Reality check for virtualisation
Business use of virtual desktop PCs is being held back by a lack of skills
Deployments of virtual desktop PCs and servers are being held up by a lack of appropriate engineering skills, according to a survey published yesterday.
Research conducted by Coleman Parkes on behalf of IT consultants Avanade, indicates that 53 percent of British businesses are unable to implement desktop and server virtualisation due to a lack of relevant expertise.
Avanade director of enterprise service solutions, Brent Kronenberg, believes that companies readily identify the cost and efficiency benefits that running virtual desktop and servers can provide, but often fail to assess the difficulty of implementing and managing virtual machines (VMs) in complex environments.
“It is a can learn technology but there is a lack of formalisation around it and companies still have to do some planning: technicians do not necessarily have the skills at the architectural level,” he said.

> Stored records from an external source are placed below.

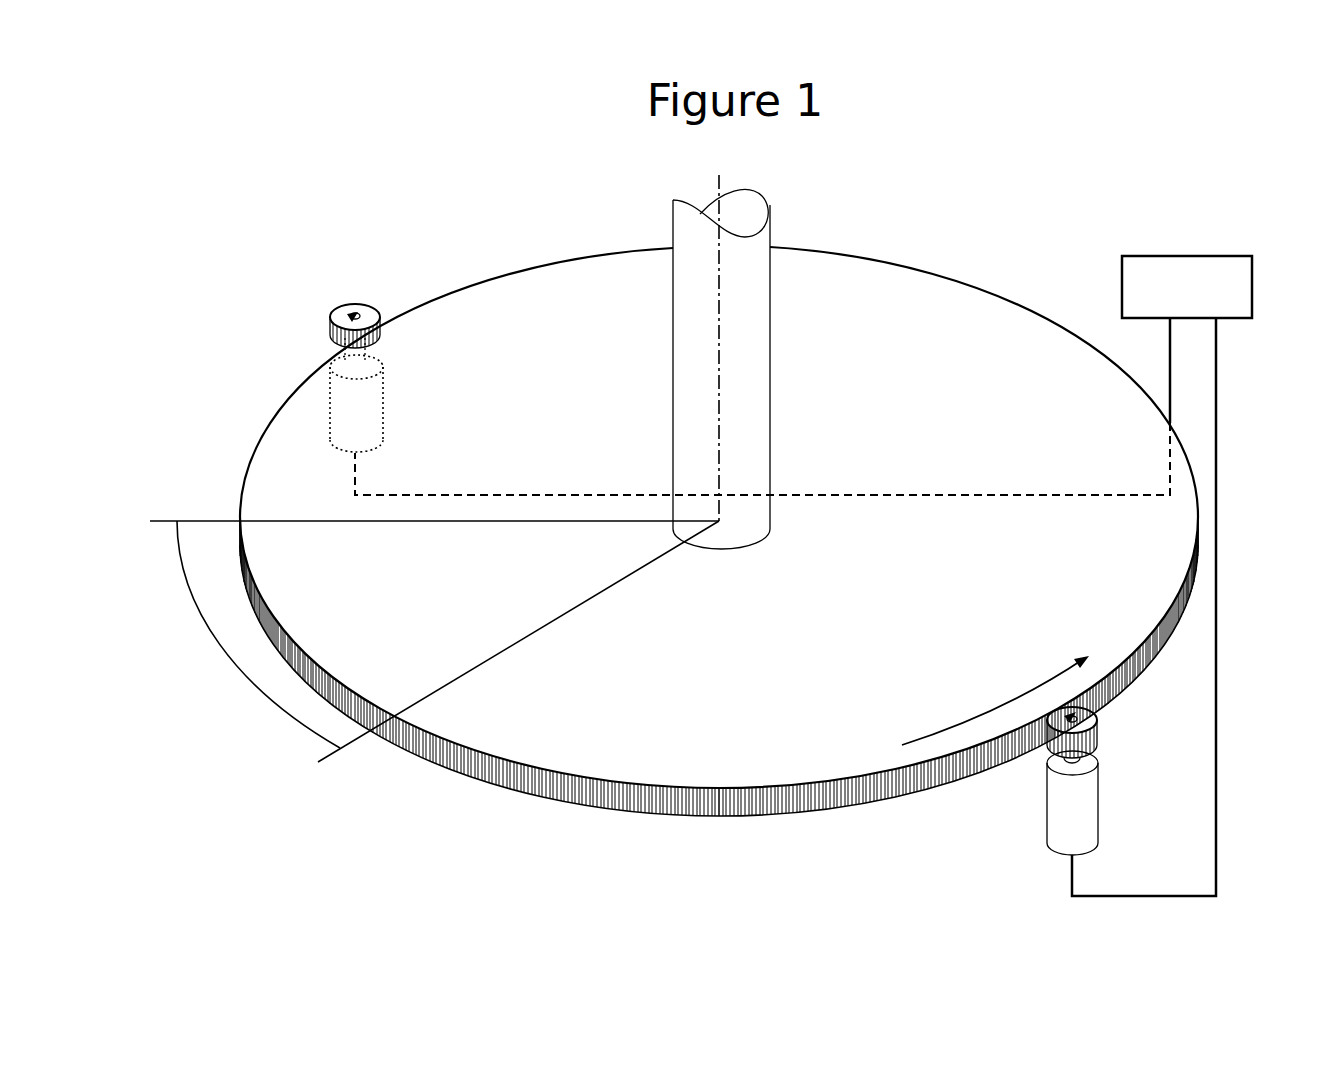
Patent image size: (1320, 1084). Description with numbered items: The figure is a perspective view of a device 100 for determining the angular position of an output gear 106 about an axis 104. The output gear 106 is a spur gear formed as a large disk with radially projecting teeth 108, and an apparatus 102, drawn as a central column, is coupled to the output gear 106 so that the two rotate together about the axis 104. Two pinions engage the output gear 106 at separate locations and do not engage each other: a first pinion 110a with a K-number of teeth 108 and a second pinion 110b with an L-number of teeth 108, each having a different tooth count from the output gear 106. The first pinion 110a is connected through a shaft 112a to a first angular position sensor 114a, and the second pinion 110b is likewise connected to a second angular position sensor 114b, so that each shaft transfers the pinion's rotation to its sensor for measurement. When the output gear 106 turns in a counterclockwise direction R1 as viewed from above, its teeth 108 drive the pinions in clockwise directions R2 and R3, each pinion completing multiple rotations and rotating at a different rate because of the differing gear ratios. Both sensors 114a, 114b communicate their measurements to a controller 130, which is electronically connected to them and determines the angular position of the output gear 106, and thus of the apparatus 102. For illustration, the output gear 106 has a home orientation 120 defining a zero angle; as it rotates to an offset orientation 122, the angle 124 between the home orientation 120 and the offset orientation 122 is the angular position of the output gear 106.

The device 100 is at (440, 218).
The apparatus 102 is at (765, 228).
The axis 104 is at (722, 177).
The output gear 106 is at (1015, 304).
The teeth 108 is at (910, 264).
The first pinion 110a is at (1097, 722).
The second pinion 110b is at (343, 311).
The shaft 112a is at (1098, 756).
The first angular position sensor 114a is at (1098, 810).
The second angular position sensor 114b is at (385, 400).
The home orientation 120 is at (165, 521).
The offset orientation 122 is at (328, 750).
The angle 124 is at (272, 697).
The controller 130 is at (1195, 256).
The counterclockwise direction R1 is at (988, 712).
The clockwise direction R2 is at (1075, 713).
The clockwise direction R3 is at (375, 325).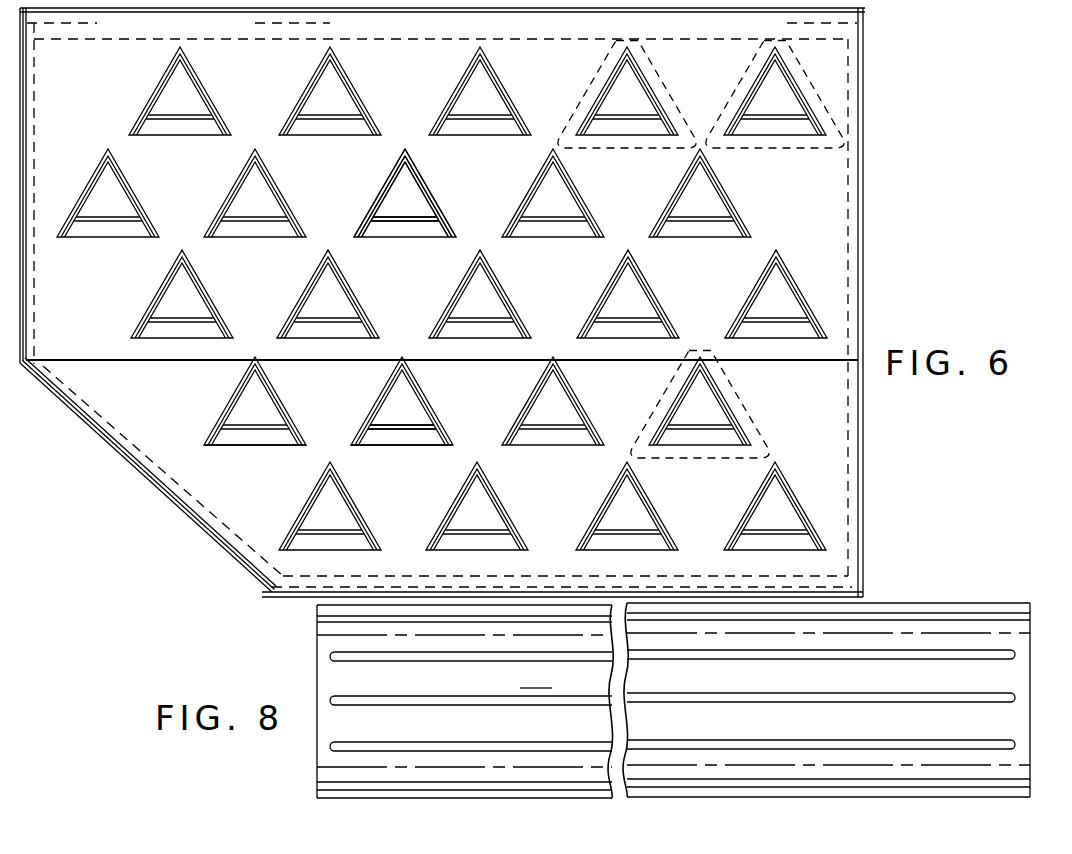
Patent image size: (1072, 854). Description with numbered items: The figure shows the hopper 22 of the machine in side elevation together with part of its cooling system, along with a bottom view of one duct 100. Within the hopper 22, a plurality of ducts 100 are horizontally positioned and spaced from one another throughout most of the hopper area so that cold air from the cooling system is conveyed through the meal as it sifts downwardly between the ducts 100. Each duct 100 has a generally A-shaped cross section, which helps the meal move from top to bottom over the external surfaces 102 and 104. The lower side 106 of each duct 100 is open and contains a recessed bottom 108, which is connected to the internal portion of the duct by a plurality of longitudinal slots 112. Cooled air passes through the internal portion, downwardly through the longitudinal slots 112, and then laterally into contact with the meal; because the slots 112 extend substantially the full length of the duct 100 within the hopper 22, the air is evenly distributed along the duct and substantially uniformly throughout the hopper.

In FIG. 6, the hopper 22 is at (857, 170).
In FIG. 6, the ducts 100 is at (156, 90).
In FIG. 8, the ducts 100 is at (932, 603).
In FIG. 6, the external surface 102 is at (383, 186).
In FIG. 6, the external surface 104 is at (425, 183).
In FIG. 6, the lower side 106 is at (373, 446).
In FIG. 6, the recessed bottom 108 is at (398, 222).
In FIG. 8, the recessed bottom 108 is at (536, 677).
In FIG. 8, the longitudinal slots 112 is at (501, 746).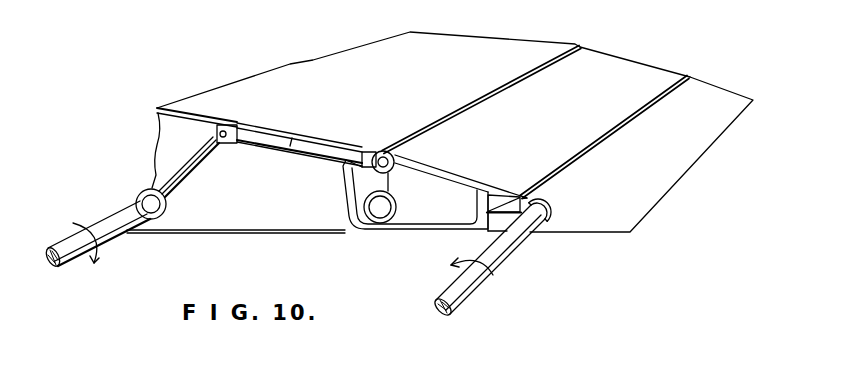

Of the 102 UK IT infrastructure and operations managers surveyed, all of whom worked for companies employing over 10,000 employees, 28 percent said they were interested in desktop virtualisation, though the majority had only reached the development and testing stage.
Xen virtualisation was introduced into version 5 of Red Hat’s enterprise Linux desktop product (RHEL) in March this year.
Given the short timeframe, the company has no hard figures on how many users have upgraded from RHEL 4, or how many of those have actively deployed the necessary Xen hypervisor.
But ‘anecdotal evidence’ suggests 80 per cent were evaluating desktop virtualisation, the open source company said.
“Virtualisation is [relatively] new to x86 architecture and people starting to look at deploying it may not have the hypervisor or storage expertise,” conceded Red Hat executive vice president of engineering Paul Cormier.